Targeted mutagenesis in pathogenic Leptospira species: disruption of the LigB gene does not affect virulence in animal models of leptospirosis

Abstract

The pathogenic mechanisms of Leptospira interrogans, the causal agent of leptospirosis, remain largely unknown. This is mainly due to the lack of tools for genetically manipulating pathogenic Leptospira species. Thus, homologous recombination between introduced DNA and the corresponding chromosomal locus has never been demonstrated for this pathogen. Leptospiral immunoglobulin-like repeat (Lig) proteins were previously identified as putative Leptospira virulence factors. In this study, a ligB mutant was constructed by allelic exchange in L. interrogans; in this mutant a spectinomycin resistance (Spc(r)) gene replaced a portion of the ligB coding sequence. Gene disruption was confirmed by PCR, immunoblot analysis, and immunofluorescence studies. The ligB mutant did not show decrease virulence compared to the wild-type strain in the hamster model of leptospirosis.
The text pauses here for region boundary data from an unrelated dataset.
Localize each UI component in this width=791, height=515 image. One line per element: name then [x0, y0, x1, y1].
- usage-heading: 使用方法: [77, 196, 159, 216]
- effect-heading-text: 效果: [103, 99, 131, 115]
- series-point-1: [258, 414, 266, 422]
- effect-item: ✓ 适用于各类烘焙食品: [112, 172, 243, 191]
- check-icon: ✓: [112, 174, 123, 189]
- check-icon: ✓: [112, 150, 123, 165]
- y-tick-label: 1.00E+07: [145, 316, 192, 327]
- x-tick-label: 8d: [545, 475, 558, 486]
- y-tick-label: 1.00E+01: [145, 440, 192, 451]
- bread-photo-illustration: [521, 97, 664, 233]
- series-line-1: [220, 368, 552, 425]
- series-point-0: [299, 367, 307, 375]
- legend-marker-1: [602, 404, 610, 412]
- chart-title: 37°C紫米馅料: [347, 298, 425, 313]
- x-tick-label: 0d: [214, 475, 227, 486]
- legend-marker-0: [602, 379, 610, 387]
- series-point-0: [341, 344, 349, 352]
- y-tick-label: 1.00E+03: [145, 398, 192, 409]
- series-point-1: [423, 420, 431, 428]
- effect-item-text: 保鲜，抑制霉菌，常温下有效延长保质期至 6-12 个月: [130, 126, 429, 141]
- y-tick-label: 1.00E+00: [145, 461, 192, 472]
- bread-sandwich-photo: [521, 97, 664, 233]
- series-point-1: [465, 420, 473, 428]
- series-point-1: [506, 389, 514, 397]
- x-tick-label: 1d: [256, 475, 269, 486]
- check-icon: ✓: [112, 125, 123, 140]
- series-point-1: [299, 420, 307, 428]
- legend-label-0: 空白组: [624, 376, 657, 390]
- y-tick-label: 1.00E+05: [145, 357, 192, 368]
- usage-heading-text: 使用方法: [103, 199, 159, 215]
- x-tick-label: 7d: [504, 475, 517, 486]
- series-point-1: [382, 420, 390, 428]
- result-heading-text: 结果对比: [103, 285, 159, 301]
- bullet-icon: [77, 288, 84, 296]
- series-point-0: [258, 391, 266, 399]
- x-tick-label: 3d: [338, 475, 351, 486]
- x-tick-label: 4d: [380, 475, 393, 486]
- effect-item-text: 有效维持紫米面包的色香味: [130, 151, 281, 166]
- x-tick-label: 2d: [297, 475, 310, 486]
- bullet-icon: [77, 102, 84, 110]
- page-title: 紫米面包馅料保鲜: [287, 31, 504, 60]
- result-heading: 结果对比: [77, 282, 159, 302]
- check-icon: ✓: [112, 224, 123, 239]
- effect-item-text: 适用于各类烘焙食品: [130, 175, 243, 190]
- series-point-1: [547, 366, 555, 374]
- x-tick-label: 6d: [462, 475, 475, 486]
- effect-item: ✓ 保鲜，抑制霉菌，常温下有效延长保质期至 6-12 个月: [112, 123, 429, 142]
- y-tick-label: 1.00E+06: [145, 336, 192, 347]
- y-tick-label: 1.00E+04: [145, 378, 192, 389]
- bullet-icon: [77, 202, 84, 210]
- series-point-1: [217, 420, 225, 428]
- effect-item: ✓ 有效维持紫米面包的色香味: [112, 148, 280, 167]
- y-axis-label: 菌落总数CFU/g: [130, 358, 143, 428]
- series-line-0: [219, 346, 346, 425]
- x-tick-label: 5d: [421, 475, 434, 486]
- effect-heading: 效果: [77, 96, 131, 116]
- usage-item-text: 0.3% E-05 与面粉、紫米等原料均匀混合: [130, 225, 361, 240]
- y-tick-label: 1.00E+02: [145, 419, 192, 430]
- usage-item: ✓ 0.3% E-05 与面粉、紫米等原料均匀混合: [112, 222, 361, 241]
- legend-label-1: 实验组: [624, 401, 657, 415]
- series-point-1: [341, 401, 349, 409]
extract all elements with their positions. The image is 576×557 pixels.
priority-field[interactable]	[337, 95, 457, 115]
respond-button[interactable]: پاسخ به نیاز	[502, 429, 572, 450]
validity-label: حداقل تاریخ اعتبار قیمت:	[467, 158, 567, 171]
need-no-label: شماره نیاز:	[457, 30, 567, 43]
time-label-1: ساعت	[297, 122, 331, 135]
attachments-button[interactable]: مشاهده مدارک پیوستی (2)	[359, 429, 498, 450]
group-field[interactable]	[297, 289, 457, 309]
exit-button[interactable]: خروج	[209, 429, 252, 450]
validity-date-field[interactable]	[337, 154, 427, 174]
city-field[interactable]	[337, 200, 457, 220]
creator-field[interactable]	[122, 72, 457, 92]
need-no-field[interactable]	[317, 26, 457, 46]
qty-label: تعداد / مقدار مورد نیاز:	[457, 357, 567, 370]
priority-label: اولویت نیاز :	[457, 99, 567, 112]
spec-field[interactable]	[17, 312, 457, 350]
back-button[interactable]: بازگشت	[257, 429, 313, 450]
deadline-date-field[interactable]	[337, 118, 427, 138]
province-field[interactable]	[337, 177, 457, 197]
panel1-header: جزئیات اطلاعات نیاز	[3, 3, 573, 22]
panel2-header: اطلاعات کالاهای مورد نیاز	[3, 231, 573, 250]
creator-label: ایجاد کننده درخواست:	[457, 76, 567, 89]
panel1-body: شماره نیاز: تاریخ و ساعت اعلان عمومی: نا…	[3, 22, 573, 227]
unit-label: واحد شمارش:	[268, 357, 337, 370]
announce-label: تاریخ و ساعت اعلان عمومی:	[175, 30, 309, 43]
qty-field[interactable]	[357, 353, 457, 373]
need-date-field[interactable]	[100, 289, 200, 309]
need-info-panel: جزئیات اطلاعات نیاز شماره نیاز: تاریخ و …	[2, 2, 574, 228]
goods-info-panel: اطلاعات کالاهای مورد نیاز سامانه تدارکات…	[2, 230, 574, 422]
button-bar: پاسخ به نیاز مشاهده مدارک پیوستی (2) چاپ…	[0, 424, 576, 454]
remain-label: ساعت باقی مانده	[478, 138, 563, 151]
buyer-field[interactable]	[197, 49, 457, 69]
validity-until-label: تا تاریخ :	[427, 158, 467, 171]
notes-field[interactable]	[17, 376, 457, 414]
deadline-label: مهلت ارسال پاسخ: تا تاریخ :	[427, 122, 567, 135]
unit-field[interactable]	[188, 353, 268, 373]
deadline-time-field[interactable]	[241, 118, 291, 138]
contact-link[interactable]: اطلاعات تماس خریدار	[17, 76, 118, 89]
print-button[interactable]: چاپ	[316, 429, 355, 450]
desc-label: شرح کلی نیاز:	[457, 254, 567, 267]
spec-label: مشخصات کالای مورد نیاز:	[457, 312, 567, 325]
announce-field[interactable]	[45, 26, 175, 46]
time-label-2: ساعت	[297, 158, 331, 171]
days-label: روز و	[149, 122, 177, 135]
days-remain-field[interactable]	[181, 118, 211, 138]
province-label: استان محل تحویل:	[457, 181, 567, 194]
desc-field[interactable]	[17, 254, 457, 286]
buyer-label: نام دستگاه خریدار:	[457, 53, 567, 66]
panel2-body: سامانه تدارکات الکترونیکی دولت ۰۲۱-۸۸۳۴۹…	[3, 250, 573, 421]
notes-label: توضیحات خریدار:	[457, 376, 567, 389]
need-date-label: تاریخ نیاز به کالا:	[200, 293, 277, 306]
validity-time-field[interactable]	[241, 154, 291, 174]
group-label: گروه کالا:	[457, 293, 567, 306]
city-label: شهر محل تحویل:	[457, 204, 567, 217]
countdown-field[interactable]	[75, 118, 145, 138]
In addition, inoculation of rats with the ligB mutant induced persistent colonization of the kidneys. Finally, LigB was not required to mediate bacterial adherence to cultured cells. Taken together, our data provide the first evidence of site-directed homologous recombination in pathogenic Leptospira species. Furthermore, our data suggest that LigB does not play a major role in dissemination of the pathogen in the host and in the development of acute disease manifestations or persistent renal colonization.

FIG. 1.

Disruption of ligB in L. interrogans strain Fiocruz L1-130. (A) Schematic representation of the genotype of the parental (Fiocruz wt) and ligB (Fiocruz KO2) mutant strains. The LigB protein has a tripartite structure which includes an N-terminal identical repeat region, a nonidentical repeat region, and the C-terminal region. The vertical bars indicate EcoRI restriction sites. The locations of primers used to check for allelic exchange, as well as the expected sizes of amplified products, are indicated. (B) Map of the pB2SK plasmid, in which the Spc^r cassette was inserted between EcoRI sites in the B2 region of ligB. (C) PCR amplification of chromosomal DNA from the L. interrogans wild-type strain (lane 1), L. biflexa strain Patoc1 (lane 2), the L. interrogans ligB KO2 mutant (lane 3), and the L. interrogans ligB KO2 mutant reisolated from hamsters after infection (lane 4) with primers B2EF and B2ER, as shown in panel A. (D) Western blot of LigA and LigB expression in the L. interrogans wild-type strain (lane 1), L. biflexa strain Patoc1 (lane 2), the L. interrogans ligB mutant (lane 3), and the L. interrogans ligB mutant which was reisolated from hamsters (lane 4). Blots were also probed with LipL41 antiserum as a reference. (E) Immunofluorescence assays were performed with L. interrogans wild-type (wt) and ligB mutant (KO2) strains. Strains were labeled with antibodies against LigANI (α-LigA0), LigBNI (α-LigB), and a control. Alexa- and fluorescein isothiocyanate-conjugated secondary antibodies were used to detect surface-bound antibodies to LigANI and LigBNI, respectively. A DAPI counterstain was used to document the presence of leptospires. The photomicrograph show the results of one of three representative experiments.

FIG. 2.

Pathology in hamsters infected with the ligB mutant. (A) Gross appearance of hamsters infected with the wild-type (wt) and mutant ligB mutant (KO2) strains and a representative uninfected control hamster. (B) Livers and kidneys from hamsters infected with the wild-type and ligB mutant strains of L. interrogans. Tissues were stained with hematoxylin and eosin (HE) (magnification, ×400), and the immunohistochemistry analysis was performed with antiserum specific for LipL32 (IHC) (magnification, ×1,000).

FIG. 3.

Adherence of the L. interrogans ligB mutant to MDCK epithelial cells. The adherence of the L. interrogans wild-type (A) and ligB mutant KO2 (B) strains to MDCK epithelial cells was examined. Anti-Salmonella OmpA MAb was used as a control (C). Representative micrographs obtained by fluorescence microscopy are shown. (D) Attachment ratios (means ± standard deviations) determined using 10 random fields. wt, wild type.